A simple API rate limiter built using Node.js and Redis. This rate limiter controls the number of API requests a user can make within a specified time frame. It's useful for protecting your server from being overwhelmed by excessive requests.
- Limit the number of requests based on a specified time window.
- Uses Redis for fast, efficient request counting.
- Supports API key-based rate limiting via request headers.
- Easily configurable rate limits.
git clone https://www.github.com/Aviral0702/API-Rate-Limiter-Redis.git
cd API RATE-LIMITER
npm install
Make sure redis is running on Port:6379. If you are using different configuration for redis, update the settings for your redis in the code.
npm run start
This will run the backend server for the application.
curl -X POST http://localhost:5000/api/testing
-H "x-api-key: your-api-key-here"
for i in {1..100}; do
curl -X POST http://localhost:5000/api/testing
-H "x-api-key: your-api-key-here"
done
Also for the testing purposes I have created a script in the application which is named as testRateLimiter.js
, in this script you can change the number of request and change the apiKey as per your API Key provided when you registered.

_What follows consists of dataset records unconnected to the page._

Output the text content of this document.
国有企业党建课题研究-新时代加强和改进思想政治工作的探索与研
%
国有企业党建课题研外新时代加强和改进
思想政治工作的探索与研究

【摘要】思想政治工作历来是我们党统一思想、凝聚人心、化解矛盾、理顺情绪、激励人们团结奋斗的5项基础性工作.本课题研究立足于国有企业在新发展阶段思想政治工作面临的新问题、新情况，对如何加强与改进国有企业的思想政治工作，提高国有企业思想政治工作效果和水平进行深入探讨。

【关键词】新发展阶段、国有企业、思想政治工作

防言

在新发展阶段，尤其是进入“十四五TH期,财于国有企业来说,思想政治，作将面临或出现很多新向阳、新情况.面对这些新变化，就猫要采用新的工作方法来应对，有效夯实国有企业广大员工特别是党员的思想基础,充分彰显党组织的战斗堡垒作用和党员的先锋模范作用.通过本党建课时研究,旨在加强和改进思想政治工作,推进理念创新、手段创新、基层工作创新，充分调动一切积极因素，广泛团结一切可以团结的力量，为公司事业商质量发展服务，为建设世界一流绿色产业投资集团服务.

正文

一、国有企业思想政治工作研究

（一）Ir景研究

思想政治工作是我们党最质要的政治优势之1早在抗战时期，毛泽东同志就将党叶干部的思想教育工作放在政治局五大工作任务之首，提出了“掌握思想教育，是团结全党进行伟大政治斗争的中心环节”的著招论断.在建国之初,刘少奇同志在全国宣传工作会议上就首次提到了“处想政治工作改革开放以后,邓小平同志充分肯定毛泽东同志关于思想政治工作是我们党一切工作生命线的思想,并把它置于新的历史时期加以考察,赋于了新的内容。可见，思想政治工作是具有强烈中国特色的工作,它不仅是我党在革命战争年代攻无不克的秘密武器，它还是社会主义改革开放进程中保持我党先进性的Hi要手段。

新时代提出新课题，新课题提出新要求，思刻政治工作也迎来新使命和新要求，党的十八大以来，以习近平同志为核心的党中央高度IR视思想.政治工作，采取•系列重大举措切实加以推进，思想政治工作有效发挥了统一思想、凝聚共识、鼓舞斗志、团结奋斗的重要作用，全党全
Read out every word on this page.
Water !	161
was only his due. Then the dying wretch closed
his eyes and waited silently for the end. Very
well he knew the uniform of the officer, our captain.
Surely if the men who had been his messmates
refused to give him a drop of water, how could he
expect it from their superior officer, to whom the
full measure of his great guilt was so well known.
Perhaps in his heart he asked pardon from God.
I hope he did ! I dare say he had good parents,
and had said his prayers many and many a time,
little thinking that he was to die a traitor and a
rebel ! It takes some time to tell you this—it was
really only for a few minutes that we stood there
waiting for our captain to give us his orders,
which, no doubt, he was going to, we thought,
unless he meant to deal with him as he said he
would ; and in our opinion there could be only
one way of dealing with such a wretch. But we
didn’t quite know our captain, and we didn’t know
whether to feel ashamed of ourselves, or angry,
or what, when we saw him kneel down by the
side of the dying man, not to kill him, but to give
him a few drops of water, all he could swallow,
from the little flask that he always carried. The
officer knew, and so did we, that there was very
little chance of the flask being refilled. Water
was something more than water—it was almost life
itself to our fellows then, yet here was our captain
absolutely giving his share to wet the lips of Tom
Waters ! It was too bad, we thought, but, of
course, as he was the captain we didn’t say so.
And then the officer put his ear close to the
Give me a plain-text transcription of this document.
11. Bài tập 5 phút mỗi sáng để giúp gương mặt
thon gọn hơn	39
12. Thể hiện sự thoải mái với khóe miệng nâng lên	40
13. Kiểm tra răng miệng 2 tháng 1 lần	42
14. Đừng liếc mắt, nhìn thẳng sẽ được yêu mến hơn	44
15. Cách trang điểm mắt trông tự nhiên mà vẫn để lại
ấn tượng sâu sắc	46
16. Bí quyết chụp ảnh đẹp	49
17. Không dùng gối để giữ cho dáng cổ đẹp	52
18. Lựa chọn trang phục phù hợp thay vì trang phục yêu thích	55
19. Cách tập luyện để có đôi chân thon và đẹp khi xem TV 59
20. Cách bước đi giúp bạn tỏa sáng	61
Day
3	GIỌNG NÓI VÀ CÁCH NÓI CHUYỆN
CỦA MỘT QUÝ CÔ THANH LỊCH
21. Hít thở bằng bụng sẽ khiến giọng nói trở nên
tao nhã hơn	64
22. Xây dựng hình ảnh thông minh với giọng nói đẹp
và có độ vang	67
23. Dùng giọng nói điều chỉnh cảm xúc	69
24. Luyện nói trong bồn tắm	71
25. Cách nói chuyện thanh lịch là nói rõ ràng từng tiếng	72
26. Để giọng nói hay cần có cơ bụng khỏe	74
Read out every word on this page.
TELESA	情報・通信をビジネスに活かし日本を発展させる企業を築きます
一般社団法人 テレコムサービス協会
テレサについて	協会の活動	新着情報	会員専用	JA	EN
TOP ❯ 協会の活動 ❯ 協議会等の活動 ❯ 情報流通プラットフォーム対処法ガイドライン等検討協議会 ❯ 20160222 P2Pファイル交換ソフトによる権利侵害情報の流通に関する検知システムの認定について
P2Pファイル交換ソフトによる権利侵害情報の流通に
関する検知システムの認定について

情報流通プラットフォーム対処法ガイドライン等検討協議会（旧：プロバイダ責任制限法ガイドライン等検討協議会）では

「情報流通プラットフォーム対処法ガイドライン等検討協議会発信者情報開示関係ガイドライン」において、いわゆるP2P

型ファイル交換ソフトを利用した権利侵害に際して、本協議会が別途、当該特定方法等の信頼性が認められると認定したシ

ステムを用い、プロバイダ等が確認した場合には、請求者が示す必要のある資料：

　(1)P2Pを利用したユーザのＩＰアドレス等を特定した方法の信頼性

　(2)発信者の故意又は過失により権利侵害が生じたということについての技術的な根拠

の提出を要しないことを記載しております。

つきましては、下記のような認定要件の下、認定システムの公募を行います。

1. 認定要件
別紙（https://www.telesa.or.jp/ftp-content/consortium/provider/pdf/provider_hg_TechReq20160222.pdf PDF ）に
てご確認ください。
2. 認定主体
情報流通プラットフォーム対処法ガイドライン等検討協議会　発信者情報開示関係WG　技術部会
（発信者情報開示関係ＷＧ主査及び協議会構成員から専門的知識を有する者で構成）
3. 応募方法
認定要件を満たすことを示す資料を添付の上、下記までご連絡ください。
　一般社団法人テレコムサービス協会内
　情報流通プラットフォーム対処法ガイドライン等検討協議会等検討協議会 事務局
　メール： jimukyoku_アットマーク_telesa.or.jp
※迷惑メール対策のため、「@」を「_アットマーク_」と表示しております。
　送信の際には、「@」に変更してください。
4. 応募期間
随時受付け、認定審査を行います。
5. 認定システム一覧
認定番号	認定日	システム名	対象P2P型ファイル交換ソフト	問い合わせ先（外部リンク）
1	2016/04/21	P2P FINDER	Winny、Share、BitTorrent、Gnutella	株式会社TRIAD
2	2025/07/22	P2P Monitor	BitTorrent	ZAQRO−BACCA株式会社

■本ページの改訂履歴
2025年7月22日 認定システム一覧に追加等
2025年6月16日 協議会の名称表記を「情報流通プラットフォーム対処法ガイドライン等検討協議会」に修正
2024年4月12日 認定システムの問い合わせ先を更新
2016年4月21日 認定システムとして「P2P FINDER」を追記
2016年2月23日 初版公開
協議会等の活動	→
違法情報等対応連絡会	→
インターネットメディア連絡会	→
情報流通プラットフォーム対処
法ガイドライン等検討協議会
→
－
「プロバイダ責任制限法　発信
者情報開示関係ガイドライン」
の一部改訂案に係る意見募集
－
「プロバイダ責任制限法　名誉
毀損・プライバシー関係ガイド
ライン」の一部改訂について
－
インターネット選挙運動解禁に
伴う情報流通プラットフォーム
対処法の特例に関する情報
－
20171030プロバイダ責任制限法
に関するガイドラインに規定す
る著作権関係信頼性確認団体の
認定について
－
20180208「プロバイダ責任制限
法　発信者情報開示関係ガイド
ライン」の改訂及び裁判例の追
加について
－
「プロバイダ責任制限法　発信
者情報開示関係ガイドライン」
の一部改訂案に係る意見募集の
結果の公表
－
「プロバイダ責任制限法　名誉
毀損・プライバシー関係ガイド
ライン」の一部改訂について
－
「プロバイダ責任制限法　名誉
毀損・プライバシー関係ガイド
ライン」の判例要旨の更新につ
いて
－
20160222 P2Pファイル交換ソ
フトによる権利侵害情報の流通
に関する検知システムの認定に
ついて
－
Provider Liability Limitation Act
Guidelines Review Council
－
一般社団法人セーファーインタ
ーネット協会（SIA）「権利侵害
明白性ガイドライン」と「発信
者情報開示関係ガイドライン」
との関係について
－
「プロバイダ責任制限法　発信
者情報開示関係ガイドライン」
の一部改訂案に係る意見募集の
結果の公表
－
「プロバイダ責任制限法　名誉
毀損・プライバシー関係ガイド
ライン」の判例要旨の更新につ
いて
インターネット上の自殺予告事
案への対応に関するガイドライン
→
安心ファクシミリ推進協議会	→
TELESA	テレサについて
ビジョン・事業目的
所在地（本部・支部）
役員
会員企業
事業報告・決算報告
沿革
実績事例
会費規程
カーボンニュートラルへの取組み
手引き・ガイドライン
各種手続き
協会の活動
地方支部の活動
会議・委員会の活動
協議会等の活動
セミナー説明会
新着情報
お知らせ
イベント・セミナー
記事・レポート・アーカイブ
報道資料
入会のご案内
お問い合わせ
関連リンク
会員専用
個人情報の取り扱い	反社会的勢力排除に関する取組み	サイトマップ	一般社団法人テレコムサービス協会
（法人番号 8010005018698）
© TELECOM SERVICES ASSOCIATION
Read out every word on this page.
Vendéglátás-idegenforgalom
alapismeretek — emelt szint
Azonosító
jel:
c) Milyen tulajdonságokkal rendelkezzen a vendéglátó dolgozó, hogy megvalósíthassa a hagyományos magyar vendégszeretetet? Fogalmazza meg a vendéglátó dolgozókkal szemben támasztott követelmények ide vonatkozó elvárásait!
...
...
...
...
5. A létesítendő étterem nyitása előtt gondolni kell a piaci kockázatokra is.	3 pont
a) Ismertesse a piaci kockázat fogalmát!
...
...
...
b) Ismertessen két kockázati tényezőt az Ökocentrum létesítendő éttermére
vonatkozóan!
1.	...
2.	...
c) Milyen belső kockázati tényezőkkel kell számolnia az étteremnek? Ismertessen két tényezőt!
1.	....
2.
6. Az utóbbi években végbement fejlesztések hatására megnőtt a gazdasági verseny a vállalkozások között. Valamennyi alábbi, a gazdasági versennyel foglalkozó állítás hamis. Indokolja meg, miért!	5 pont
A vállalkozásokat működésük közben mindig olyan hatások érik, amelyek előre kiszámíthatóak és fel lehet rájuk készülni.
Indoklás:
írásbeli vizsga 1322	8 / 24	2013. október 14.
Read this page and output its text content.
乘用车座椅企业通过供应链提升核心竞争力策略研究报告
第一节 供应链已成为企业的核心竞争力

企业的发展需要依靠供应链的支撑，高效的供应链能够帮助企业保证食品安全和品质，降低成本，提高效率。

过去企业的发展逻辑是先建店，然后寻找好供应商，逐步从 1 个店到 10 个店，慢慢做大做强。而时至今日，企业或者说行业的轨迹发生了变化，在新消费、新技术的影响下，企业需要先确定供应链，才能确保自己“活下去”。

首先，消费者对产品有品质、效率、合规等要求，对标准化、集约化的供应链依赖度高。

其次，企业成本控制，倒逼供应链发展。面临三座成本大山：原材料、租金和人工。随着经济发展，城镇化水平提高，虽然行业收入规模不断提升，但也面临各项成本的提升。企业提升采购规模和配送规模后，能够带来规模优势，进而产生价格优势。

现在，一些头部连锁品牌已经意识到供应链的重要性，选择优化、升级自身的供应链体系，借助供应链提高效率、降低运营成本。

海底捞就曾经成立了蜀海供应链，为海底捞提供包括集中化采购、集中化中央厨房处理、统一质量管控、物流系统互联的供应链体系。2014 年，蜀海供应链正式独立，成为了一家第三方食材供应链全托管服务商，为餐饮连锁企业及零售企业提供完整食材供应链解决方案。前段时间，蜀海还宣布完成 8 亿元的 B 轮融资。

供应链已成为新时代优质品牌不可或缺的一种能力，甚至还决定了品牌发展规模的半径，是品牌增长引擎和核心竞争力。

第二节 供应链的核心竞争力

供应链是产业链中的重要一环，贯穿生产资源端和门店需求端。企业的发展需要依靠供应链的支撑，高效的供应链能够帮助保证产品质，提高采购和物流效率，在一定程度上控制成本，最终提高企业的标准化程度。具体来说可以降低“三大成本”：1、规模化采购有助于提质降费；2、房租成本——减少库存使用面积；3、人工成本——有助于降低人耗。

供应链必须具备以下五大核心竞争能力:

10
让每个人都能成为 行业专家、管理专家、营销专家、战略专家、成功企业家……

Run node ./testRateLimiter.js
to run the file.
Make sure Redis server is up and running.
API-RATE-LIMITER/
├── config
├── dbconfig.js
├── middleware
├── rateLimiter.js
├── models
├── userModel.js
├── routes
├── apiRoutes.js
├── testingAPI.js
├── .env
├── server.js # Main server file
├── package.json # Project dependencies
└── README.md # Project documentation
- Implement different rate limits for different user roles (e.g., free, premium).
- Add support for custom rate limit settings via environment variables.
- Implement IP-based rate limiting as an alternative to API key-based limiting.
- Add a dashboard for monitoring rate limit statistics and usage metrics.
- Optimize Redis configuration for better performance in high-traffic scenarios.
- Add unit tests for the rate limiter to ensure reliability.
- Handle Redis connection failures gracefully with fallback mechanisms.
- Improve logging with a proper logging library like
winston
ormorgan
. - Refactor code to use TypeScript for better type safety and maintainability.
- Fix the issue where expired keys are not being cleared immediately.
- Address cases where rate limiting does not reset properly after the time window.
- Refactor the rate limiter middleware to be more modular.
- Remove any hardcoded values and replace them with configuration options.
- Perform code linting and formatting for consistency.
- Add support for distributed rate limiting across multiple servers.
- Allow dynamic adjustment of rate limits based on server load.
- Integrate with a monitoring tool like Prometheus for tracking metrics.